Lodi News-Sentinel

Pandemic sets new records across U.S.

- By Margaret Newkirk, Jonathan Levin and Michelle Fay Cortez

The COVID-19 pandemic, which set records for infections and hospitaliz­ations across the U.S. on Wednesday, is now predicted to kill 180,000 Americans by October, adding to dire signs that prompted a stock-market selloff and drastic measures from government leaders.

The U.S. is again approachin­g its all-time high for daily new cases, 36,188, set April 24 as the New York area was ravaged. The daunting new numbers reflect the virus’s inexorable spread in some states that were slow to enforce lockdowns or quick to lift them. They made clear to places where the disease was late to arrive that there are no magical escapes.

California, Florida and Texas each hit records for new cases Wednesday, while Arizona is at a peak in hospitaliz­ations. New York, New Jersey and Connecticu­t set quarantine­s for incoming travelers from the hot zones, and North Carolina froze its reopening for three weeks.

Markets took note. The S&P 500 plunged 2.6%, led lower by energy and airline stocks, while yields on Treasuries fell.

Thomas Giordano, chief of infectious diseases at Baylor College of Medicine in Texas, compared the outbreak to a wildfire that started in the northern corners of the U.S. and slowly spread south.

“As people started emerging and businesses started opening, it was like oxygen for those embers and it’s stoked the fire,” he said. “It’s been burning in Texas and other places in the South without any changes in policy. I do worry that this is going to run wild.”

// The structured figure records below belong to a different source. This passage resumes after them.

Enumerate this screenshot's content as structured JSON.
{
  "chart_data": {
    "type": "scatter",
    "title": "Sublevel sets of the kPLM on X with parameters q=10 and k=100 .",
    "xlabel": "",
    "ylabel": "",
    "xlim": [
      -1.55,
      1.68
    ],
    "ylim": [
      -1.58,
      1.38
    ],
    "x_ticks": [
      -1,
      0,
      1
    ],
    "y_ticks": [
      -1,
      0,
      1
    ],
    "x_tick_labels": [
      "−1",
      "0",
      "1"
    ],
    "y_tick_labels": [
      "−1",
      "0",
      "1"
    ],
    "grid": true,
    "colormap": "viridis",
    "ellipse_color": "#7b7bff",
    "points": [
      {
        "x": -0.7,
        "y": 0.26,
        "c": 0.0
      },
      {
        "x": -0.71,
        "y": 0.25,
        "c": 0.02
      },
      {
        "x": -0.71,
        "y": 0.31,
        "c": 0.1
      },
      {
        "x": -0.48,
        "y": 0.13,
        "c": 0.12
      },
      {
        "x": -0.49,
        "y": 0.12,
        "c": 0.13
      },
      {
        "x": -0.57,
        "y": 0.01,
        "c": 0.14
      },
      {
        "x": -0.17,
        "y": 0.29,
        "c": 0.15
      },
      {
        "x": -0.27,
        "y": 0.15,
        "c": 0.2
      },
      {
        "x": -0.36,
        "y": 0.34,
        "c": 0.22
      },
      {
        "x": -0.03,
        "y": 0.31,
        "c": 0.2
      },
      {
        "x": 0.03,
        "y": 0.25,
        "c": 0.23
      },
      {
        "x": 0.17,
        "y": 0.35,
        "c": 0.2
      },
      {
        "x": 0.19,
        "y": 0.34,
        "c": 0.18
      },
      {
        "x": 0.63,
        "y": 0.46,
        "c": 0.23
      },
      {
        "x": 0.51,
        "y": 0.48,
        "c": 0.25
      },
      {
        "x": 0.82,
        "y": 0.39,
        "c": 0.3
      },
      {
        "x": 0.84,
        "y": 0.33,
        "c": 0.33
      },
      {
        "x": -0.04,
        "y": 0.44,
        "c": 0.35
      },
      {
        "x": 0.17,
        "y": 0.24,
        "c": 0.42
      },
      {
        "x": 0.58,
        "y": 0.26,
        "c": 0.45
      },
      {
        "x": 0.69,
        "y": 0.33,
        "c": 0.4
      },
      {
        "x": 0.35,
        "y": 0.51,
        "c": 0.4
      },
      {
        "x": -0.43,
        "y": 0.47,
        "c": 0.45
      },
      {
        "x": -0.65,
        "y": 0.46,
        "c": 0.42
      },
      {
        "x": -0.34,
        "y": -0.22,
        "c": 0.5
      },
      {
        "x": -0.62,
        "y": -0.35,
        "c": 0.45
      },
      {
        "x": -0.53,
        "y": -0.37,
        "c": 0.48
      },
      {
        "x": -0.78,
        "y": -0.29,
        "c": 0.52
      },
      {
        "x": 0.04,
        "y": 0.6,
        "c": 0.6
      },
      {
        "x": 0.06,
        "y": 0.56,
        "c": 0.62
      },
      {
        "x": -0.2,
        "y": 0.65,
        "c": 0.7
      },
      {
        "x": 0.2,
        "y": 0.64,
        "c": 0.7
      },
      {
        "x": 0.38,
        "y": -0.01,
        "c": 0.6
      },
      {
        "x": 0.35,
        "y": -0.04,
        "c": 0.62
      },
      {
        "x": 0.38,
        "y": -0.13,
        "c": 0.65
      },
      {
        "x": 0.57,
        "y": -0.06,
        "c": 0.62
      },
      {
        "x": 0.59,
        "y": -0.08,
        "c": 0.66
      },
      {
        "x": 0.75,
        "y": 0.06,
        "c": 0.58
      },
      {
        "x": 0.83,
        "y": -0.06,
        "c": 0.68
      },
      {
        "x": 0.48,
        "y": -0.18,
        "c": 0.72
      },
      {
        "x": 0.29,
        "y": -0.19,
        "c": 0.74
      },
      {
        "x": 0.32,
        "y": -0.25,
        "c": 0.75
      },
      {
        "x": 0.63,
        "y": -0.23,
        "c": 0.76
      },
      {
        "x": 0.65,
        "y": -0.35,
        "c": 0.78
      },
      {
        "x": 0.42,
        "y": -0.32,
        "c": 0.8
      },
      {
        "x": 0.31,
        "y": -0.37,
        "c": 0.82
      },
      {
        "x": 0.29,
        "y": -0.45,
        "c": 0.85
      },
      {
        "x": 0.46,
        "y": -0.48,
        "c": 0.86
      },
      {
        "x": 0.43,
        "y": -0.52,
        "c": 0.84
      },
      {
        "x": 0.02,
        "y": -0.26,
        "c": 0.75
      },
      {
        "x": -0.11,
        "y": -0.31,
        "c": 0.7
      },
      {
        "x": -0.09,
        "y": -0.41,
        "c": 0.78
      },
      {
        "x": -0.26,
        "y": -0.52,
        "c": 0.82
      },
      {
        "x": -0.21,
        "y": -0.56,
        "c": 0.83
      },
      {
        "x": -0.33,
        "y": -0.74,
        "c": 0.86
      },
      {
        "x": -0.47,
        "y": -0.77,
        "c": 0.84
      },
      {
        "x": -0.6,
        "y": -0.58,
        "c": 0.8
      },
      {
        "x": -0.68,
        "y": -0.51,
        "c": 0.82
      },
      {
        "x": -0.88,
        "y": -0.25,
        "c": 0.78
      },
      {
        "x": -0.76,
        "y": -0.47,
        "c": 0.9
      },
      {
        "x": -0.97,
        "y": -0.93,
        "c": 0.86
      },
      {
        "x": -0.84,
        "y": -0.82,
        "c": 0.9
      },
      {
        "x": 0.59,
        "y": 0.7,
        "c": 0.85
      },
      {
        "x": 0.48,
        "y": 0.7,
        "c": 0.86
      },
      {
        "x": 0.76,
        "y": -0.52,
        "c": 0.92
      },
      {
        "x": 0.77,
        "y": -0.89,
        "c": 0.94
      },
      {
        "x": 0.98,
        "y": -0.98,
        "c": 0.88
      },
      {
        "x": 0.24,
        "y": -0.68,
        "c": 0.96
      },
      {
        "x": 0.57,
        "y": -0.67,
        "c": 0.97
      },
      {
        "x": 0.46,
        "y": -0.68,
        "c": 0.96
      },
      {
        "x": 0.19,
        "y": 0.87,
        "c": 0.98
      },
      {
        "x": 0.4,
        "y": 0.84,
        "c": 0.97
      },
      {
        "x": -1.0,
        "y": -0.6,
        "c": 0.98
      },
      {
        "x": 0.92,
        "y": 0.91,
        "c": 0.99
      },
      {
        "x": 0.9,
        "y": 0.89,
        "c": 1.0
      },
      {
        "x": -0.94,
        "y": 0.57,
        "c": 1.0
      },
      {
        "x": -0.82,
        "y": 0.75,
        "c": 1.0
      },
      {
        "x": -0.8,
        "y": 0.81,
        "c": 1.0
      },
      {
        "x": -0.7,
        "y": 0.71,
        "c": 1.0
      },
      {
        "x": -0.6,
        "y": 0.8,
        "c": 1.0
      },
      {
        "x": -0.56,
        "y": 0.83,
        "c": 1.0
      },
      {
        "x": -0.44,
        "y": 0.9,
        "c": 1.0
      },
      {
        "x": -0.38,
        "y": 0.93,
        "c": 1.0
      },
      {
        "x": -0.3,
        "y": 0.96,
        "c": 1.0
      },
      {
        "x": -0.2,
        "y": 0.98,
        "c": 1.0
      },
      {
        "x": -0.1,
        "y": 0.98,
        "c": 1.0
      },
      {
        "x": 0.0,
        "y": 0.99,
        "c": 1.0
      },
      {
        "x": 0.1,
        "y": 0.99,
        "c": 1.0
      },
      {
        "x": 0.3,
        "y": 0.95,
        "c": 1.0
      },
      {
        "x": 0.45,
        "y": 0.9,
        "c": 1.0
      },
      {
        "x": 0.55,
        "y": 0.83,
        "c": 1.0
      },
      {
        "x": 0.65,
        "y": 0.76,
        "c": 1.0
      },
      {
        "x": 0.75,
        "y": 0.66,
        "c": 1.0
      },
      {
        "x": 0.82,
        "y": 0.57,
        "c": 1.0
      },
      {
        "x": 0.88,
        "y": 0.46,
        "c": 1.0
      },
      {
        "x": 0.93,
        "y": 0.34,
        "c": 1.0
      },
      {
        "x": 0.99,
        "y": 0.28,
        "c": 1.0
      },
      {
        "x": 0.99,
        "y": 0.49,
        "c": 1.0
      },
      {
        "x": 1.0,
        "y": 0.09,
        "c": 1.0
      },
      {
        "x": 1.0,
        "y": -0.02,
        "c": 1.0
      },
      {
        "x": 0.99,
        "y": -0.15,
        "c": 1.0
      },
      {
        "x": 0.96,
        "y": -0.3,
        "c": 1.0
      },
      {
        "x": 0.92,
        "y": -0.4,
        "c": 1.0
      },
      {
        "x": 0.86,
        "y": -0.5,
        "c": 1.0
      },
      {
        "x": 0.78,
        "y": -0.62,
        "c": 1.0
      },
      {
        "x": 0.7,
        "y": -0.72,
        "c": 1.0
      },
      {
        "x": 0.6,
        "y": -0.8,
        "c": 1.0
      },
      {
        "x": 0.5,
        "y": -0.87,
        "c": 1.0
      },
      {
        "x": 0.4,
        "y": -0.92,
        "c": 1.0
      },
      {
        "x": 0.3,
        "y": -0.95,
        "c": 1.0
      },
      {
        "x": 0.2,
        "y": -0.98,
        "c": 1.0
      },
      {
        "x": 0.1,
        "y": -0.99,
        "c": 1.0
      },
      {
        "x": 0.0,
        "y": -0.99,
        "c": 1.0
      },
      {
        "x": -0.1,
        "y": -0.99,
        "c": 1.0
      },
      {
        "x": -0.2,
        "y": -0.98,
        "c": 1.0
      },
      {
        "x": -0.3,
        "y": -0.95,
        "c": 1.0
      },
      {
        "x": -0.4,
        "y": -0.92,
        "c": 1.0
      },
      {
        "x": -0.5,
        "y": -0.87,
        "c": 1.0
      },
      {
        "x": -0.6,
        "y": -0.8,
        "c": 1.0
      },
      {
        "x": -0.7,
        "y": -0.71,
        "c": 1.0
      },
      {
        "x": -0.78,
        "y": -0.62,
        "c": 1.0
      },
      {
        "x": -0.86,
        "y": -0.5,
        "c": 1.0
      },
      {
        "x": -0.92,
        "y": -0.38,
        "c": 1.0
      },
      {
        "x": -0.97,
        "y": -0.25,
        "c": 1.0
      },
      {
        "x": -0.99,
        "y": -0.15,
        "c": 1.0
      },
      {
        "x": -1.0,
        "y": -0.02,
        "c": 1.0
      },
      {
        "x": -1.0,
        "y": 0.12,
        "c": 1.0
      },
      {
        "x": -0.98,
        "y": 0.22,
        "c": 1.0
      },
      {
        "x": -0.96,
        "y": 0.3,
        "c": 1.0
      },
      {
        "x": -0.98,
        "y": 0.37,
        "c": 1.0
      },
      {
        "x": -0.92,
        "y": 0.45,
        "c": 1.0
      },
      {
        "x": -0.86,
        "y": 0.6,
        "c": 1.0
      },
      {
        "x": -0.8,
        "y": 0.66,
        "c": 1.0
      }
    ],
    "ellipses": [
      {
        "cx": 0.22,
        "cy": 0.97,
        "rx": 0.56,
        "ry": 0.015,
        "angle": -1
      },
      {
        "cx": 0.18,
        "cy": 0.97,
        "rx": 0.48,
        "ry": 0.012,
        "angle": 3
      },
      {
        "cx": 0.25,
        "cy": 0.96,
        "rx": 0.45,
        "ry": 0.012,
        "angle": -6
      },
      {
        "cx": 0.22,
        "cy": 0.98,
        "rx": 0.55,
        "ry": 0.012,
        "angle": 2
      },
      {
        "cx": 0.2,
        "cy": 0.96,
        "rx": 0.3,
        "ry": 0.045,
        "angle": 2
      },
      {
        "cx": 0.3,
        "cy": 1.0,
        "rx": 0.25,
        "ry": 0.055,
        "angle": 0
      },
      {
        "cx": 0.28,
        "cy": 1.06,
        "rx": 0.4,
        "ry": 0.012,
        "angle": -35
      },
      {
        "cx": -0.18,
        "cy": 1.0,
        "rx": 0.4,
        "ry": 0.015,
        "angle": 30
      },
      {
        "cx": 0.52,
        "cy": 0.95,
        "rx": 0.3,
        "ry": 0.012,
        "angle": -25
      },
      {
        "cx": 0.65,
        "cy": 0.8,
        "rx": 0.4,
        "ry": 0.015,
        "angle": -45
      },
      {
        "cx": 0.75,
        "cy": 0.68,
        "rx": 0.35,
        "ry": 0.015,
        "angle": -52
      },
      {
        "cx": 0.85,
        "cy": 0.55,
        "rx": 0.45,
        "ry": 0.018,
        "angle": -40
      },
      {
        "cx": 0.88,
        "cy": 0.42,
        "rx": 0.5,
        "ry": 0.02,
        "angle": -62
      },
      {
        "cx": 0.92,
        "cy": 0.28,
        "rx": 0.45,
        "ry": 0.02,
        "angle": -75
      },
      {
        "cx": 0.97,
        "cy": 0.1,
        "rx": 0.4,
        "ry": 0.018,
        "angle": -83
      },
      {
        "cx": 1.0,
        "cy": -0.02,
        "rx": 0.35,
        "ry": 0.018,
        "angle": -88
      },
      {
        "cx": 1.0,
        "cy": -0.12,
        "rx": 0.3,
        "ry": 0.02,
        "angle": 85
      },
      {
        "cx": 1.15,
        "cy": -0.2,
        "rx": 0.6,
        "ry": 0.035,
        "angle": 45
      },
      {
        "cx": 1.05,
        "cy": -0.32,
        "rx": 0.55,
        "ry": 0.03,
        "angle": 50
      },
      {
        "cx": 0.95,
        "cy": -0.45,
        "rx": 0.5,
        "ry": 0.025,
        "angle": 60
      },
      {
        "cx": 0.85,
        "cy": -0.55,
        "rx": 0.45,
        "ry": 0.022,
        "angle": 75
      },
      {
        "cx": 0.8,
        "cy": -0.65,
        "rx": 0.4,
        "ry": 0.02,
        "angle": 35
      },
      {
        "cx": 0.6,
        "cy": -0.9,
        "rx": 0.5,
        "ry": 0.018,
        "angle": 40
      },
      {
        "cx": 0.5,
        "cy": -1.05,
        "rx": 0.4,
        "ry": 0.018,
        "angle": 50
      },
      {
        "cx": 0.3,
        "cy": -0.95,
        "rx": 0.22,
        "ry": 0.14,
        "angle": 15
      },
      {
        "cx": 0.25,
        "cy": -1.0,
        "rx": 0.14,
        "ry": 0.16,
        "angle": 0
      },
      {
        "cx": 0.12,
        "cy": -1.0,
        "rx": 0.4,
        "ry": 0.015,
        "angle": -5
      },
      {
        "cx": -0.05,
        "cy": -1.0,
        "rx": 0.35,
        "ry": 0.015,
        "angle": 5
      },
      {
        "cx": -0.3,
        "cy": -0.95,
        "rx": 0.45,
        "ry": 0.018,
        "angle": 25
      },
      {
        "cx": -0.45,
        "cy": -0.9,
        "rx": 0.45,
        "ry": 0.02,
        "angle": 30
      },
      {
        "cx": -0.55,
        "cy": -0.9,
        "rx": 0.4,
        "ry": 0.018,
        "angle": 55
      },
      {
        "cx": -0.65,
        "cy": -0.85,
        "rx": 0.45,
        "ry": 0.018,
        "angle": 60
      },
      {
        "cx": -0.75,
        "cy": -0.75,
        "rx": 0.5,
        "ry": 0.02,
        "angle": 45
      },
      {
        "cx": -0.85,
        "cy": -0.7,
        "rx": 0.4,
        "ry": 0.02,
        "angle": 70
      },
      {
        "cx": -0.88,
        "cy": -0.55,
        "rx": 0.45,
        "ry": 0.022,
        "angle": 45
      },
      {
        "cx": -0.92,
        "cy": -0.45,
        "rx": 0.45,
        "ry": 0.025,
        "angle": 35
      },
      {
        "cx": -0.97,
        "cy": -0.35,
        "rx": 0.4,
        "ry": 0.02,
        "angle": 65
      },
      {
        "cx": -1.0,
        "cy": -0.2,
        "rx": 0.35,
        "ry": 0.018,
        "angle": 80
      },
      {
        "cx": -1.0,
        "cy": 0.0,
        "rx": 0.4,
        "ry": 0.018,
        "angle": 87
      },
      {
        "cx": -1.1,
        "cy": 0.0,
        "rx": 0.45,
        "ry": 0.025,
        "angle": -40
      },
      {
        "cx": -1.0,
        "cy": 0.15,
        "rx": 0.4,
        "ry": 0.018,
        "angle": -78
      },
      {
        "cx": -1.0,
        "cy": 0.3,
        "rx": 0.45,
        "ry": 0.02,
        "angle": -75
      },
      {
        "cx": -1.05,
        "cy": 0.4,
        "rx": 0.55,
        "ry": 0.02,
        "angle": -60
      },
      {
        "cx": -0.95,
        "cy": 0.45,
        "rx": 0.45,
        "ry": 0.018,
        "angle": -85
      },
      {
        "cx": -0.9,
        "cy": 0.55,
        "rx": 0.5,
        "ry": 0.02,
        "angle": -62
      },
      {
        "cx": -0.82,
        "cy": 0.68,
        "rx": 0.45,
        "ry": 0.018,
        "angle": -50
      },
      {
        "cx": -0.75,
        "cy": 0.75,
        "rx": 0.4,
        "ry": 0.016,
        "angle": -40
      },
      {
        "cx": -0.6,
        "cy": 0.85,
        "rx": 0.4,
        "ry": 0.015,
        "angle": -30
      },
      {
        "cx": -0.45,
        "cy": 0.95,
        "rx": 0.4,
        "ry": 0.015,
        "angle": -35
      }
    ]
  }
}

The fresh estimate of deaths by the University of Washington’s Institute for Health Metrics and Evaluation was actually about 10% lower than a previous model. But after months of lockdown without a unified national strategy, more than 121,000 Americans have died already. The Trump administra­tion has largely left policy-making to the states, which have followed strategies ranging from tight lockdowns in Northeast to relative laissez-faire in the South and West.

In California, which was early to enact statewide shelter-in-place rules in March, Gov. Gavin Newsom urged residents to recommit to slowing the pandemic. Newsom, who last week issued an order requiring face masks in public, said too many people were letting down their guard against the virus, which has killed more than 5,600 people in the state. California has recorded record numbers of confirmed infections and hospitaliz­ations this week, as more businesses open and social justice demonstrat­ions continue.